I appreciate all who have provided feedback. I plan to visit Baltimore County tomorrow to discuss this with an Inspector. I want to be sure I perform my due diligence before I talk to the home owner and contractor.

I'll report back with my findings.


----------



## thom (Nov 3, 2006)

EricAnderson said:


> The project is actually something to be proud of.


I spent 30 years as a design builder. I retired when I was 56. I know a bit about design and construction. That project is not something to be proud of.

Getting a house in a magazine does not make the house a good house.


----------



## GO Remodeling (Apr 5, 2005)

Eric, any membrane over the siding is problematic. Under the siding is the best. But if you do this backfill, where will the water go? Under the deck to sit?
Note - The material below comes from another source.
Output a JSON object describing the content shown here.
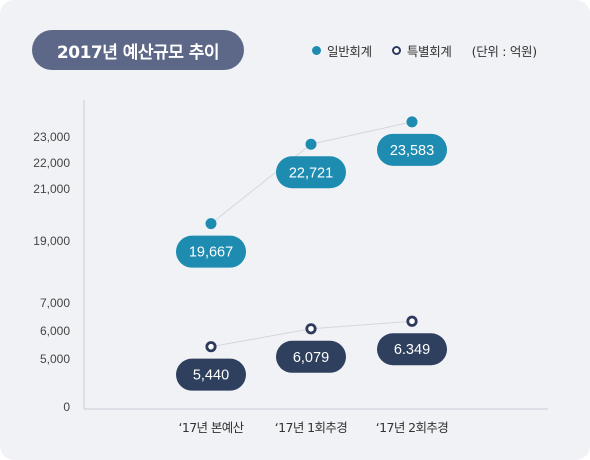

Don't forget blowing rain or snow can get past the membrane if it doesn't extend far enough past your fill. I'm not a fan of filling over the siding, just offering insights.

The picture of the successful deck show the fill far from the siding. I don't think it's a comparable situation but represents what you want to achieve with universal design.


----------



## fjn (Aug 17, 2011)

thom said:


> Getting a house in a magazine does not make the house a good house.





Much truth to this statement !:thumbsup:


----------



## CarpenterSFO (Dec 12, 2012)

Obviously, the elephant in the room is the budget. Something has to give - the budget, adherence to code and good building practices, or your "universal design principles." If your client's going to die in 5 years and his heirs don't mind getting a rotting fixer-upper, then hire a C.L. hack to pile some dirt against the siding. If your client wants a nice, dry, safe place that doesn't smell like rot for the next 30 years, then pay attention to the contractor.


----------



## Tom Struble (Mar 2, 2007)

well whats better smelling like rot or smelling like an elephant?:blink:


----------



## fjn (Aug 17, 2011)

CarpenterSFO;1777228 If your client wants a nice said:


> :thumbsup::thumbsup:


----------